これまで見せていた優しげな表情とは全く違う顔に背筋が凍る。

 

「前々から思ってたんですよ、あんな男は海尋さんにふさわしくないって」
「……あんな男って…京介くんのこと…?」
「あの男がどれだけ不誠実か、あなたも知っているでしょう?
 あなたには誠実な人が似合うんです―――そう、私のような。

 だから海尋さんのためにあれだけ別れる手助けをしてあげたんですけどね。
 あのときあの男が死ななかったのは誤算でした…」
 

岡本さんの口から語られたことが、初めは何のことだか理解できなかった。

京介くんが死ななかったのが誤算ってどういうこと…?

彼が大怪我したあの事件のことだとすぐには直結しなかった。

だけど―――。

 

「次はもっと巧くやりますから」

「!!!」

「大丈夫、今度は私が確実に止めを刺します。

 だから安心してくださいね」

 

あの事故が作為的に起こされたものだと佐倉刑事から聞いていた。

あの日、確かにこの人も同じ建物の中にいて。

事件が起きたときに件のスタジオにいなかったけれど…それは照明器具に細工をするように誰かに頼んでいたから―――?

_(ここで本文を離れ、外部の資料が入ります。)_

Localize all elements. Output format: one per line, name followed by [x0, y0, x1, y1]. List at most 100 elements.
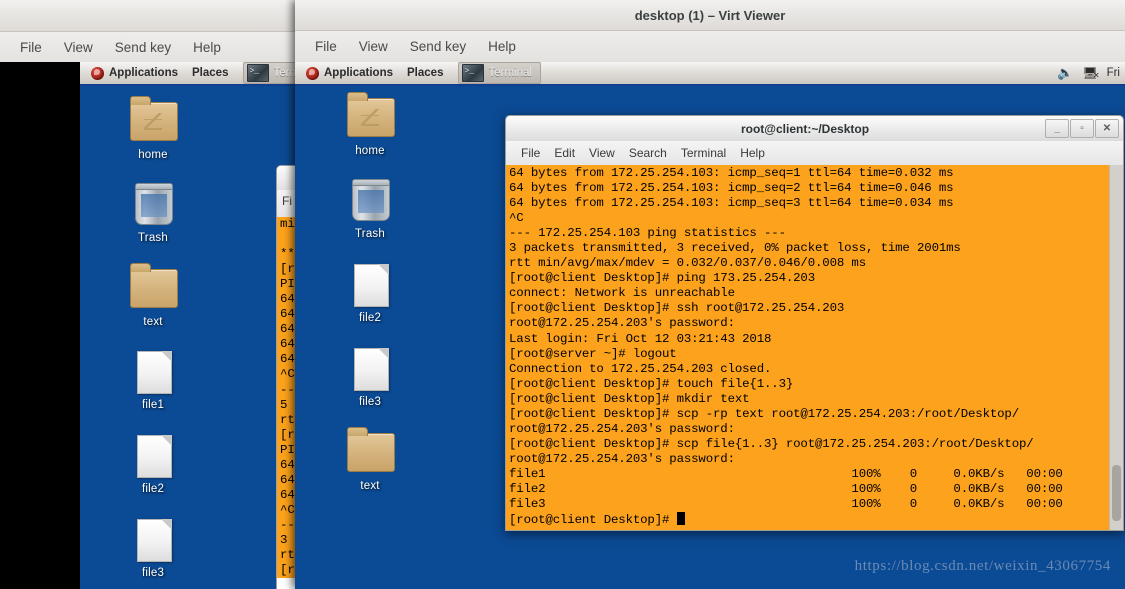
desktop-icon-label: home	[355, 145, 385, 157]
taskbar-item-terminal[interactable]: >_ Terminal	[243, 62, 300, 84]
terminal-scrollbar[interactable]	[1109, 165, 1123, 530]
menu-send-key[interactable]: Send key	[400, 36, 476, 57]
menu-view[interactable]: View	[349, 36, 398, 57]
menu-send-key[interactable]: Send key	[105, 37, 181, 58]
main-virt-viewer-window[interactable]: desktop (1) – Virt Viewer File View Send…	[295, 0, 1125, 589]
desktop-icon-home[interactable]: home	[110, 96, 196, 162]
home-folder-icon	[327, 92, 413, 142]
terminal-menu-edit[interactable]: Edit	[547, 144, 582, 162]
desktop-icon-file3[interactable]: file3	[110, 516, 196, 580]
terminal-menu-terminal[interactable]: Terminal	[674, 144, 733, 162]
menu-view[interactable]: View	[54, 37, 103, 58]
background-gnome-panel[interactable]: Applications Places >_ Terminal	[80, 62, 300, 86]
terminal-prompt-line: [root@client Desktop]#	[509, 512, 1109, 527]
menu-file[interactable]: File	[10, 37, 52, 58]
terminal-line: 64 bytes from 172.25.254.103: icmp_seq=2…	[509, 181, 954, 196]
fedora-logo-icon	[306, 66, 319, 80]
terminal-line: rtt min/avg/max/mdev = 0.032/0.037/0.046…	[509, 256, 866, 271]
terminal-titlebar[interactable]: root@client:~/Desktop _ ▫ ✕	[505, 115, 1124, 141]
file-icon	[110, 516, 196, 564]
places-menu[interactable]: Places	[187, 66, 233, 80]
desktop-icon-label: text	[360, 480, 380, 492]
applications-menu-label: Applications	[109, 67, 179, 79]
maximize-button[interactable]: ▫	[1070, 119, 1094, 138]
terminal-line: file2 100% 0 0.0KB/s 00:00	[509, 481, 1063, 496]
close-button[interactable]: ✕	[1095, 119, 1119, 138]
terminal-line: file1 100% 0 0.0KB/s 00:00	[509, 466, 1063, 481]
volume-icon[interactable]: 🔈	[1057, 65, 1073, 81]
terminal-menu-file[interactable]: File	[514, 144, 547, 162]
main-window-menubar[interactable]: File View Send key Help	[295, 31, 1125, 63]
terminal-output[interactable]: 64 bytes from 172.25.254.103: icmp_seq=1…	[506, 165, 1109, 530]
terminal-scrollbar-thumb[interactable]	[1112, 465, 1121, 521]
desktop-icon-label: home	[138, 149, 168, 161]
main-window-titlebar[interactable]: desktop (1) – Virt Viewer	[295, 0, 1125, 31]
terminal-line: [root@client Desktop]# mkdir text	[509, 391, 750, 406]
terminal-body-wrapper: 64 bytes from 172.25.254.103: icmp_seq=1…	[505, 165, 1124, 531]
desktop-icon-label: Trash	[138, 232, 168, 244]
desktop-icon-file2[interactable]: file2	[327, 261, 413, 325]
desktop-icon-label: file3	[141, 567, 165, 579]
places-menu[interactable]: Places	[402, 66, 448, 80]
home-folder-icon	[110, 96, 196, 146]
terminal-title: root@client:~/Desktop	[740, 121, 870, 136]
applications-menu[interactable]: Applications	[86, 66, 183, 81]
terminal-menu-help[interactable]: Help	[733, 144, 772, 162]
screenshot-root: File View Send key Help Applications Pla…	[0, 0, 1125, 589]
menu-help[interactable]: Help	[478, 36, 526, 57]
terminal-line: --- 172.25.254.103 ping statistics ---	[509, 226, 786, 241]
window-controls[interactable]: _ ▫ ✕	[1044, 119, 1119, 138]
terminal-menu-search[interactable]: Search	[622, 144, 674, 162]
file-icon	[327, 345, 413, 393]
menu-file[interactable]: File	[305, 36, 347, 57]
trash-icon	[110, 181, 196, 229]
terminal-line: root@172.25.254.203's password:	[509, 451, 735, 466]
desktop-icon-text[interactable]: text	[327, 427, 413, 493]
clock[interactable]: Fri	[1107, 67, 1120, 79]
background-letterbox	[0, 62, 80, 589]
background-window-menubar[interactable]: File View Send key Help	[0, 32, 300, 64]
background-desktop-icons: home Trash text file1 file2 file3	[80, 84, 300, 589]
main-desktop-icons: home Trash file2 file3 text	[295, 84, 495, 589]
main-gnome-panel[interactable]: Applications Places >_ Terminal 🔈 🖥 ✕ Fri	[295, 62, 1125, 86]
folder-icon	[327, 427, 413, 477]
desktop-icon-file1[interactable]: file1	[110, 348, 196, 412]
terminal-cursor	[676, 512, 685, 526]
desktop-icon-label: file3	[358, 396, 382, 408]
taskbar-item-terminal[interactable]: >_ Terminal	[458, 62, 541, 84]
terminal-line: 64 bytes from 172.25.254.103: icmp_seq=1…	[509, 166, 954, 180]
background-virt-viewer-window[interactable]: File View Send key Help Applications Pla…	[0, 0, 300, 589]
terminal-line: [root@client Desktop]# scp -rp text root…	[509, 406, 1019, 421]
taskbar-item-label: Terminal	[488, 67, 532, 79]
gnome-terminal-window[interactable]: root@client:~/Desktop _ ▫ ✕ File Edit Vi…	[505, 115, 1124, 531]
terminal-line: file3 100% 0 0.0KB/s 00:00	[509, 497, 1063, 512]
background-window-titlebar[interactable]	[0, 0, 300, 32]
terminal-line: Last login: Fri Oct 12 03:21:43 2018	[509, 331, 772, 346]
window-title: desktop (1) – Virt Viewer	[634, 7, 786, 23]
desktop-icon-text[interactable]: text	[110, 263, 196, 329]
desktop-icon-trash[interactable]: Trash	[110, 181, 196, 245]
desktop-icon-label: text	[143, 316, 163, 328]
terminal-line: [root@client Desktop]# ping 173.25.254.2…	[509, 271, 815, 286]
terminal-line: ^C	[509, 211, 524, 226]
folder-icon	[110, 263, 196, 313]
terminal-menu-view[interactable]: View	[582, 144, 622, 162]
desktop-icon-home[interactable]: home	[327, 92, 413, 158]
minimize-button[interactable]: _	[1045, 119, 1069, 138]
applications-menu[interactable]: Applications	[301, 66, 398, 81]
terminal-line: Connection to 172.25.254.203 closed.	[509, 361, 772, 376]
terminal-line: [root@client Desktop]# touch file{1..3}	[509, 376, 794, 391]
trash-icon	[327, 177, 413, 225]
menu-help[interactable]: Help	[183, 37, 231, 58]
applications-menu-label: Applications	[324, 67, 394, 79]
terminal-icon: >_	[462, 64, 485, 82]
desktop-icon-file2[interactable]: file2	[110, 432, 196, 496]
desktop-icon-trash[interactable]: Trash	[327, 177, 413, 241]
main-guest-desktop: Applications Places >_ Terminal 🔈 🖥 ✕ Fri	[295, 62, 1125, 589]
desktop-icon-file3[interactable]: file3	[327, 345, 413, 409]
terminal-line: [root@server ~]# logout	[509, 346, 677, 361]
network-disconnected-icon[interactable]: 🖥 ✕	[1082, 66, 1099, 80]
terminal-line: root@172.25.254.203's password:	[509, 316, 735, 331]
terminal-menubar[interactable]: File Edit View Search Terminal Help	[505, 141, 1124, 165]
file-icon	[110, 432, 196, 480]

その考えに到達して、目の前のこの人が京介くんを殺そうとした人だと認識する。

 

「……」

「え?」

「…最っ低…! あなた、自分が何をしたのかわかってるの!?

 頭、大丈夫なの? 普通じゃないよ!!

 京介くんが私にふさわしくない…?

 そんなこと、あなたが決めることじゃない! ふざけないで!!」

叫ぶように言うと岡本さんは歪んだ笑みを消した。

(これはヤバイ…逃げなきゃ!)

目の前にある階段へは岡本さんが立ちはだかって無理っぽい。
だけど、闇雲に走っても迷路のようになっているこの建物の中では体力を消耗するだけだと再び気付く。
逡巡した一瞬をついて、彼の手が私を掴んだ。

「は…離して…!」
「さぁ、行きましょうね、海尋さん…」

掴まれた手を振りほどこうとしてもがっちりと掴まれてそれは叶わなかった。
引き摺られる恐怖に思わず叫んだ言葉は―――。

「京介くん、助けて…!」

その瞬間、岡本さんの足が止まる。
それを喜んだのも束の間…。

「ひ…っ!」

振り返って私を見下ろすその顔は、怒気を孕んでいた。
掴む力がさらに増し、骨の軋む音が聞こえる錯覚さえ起こして…。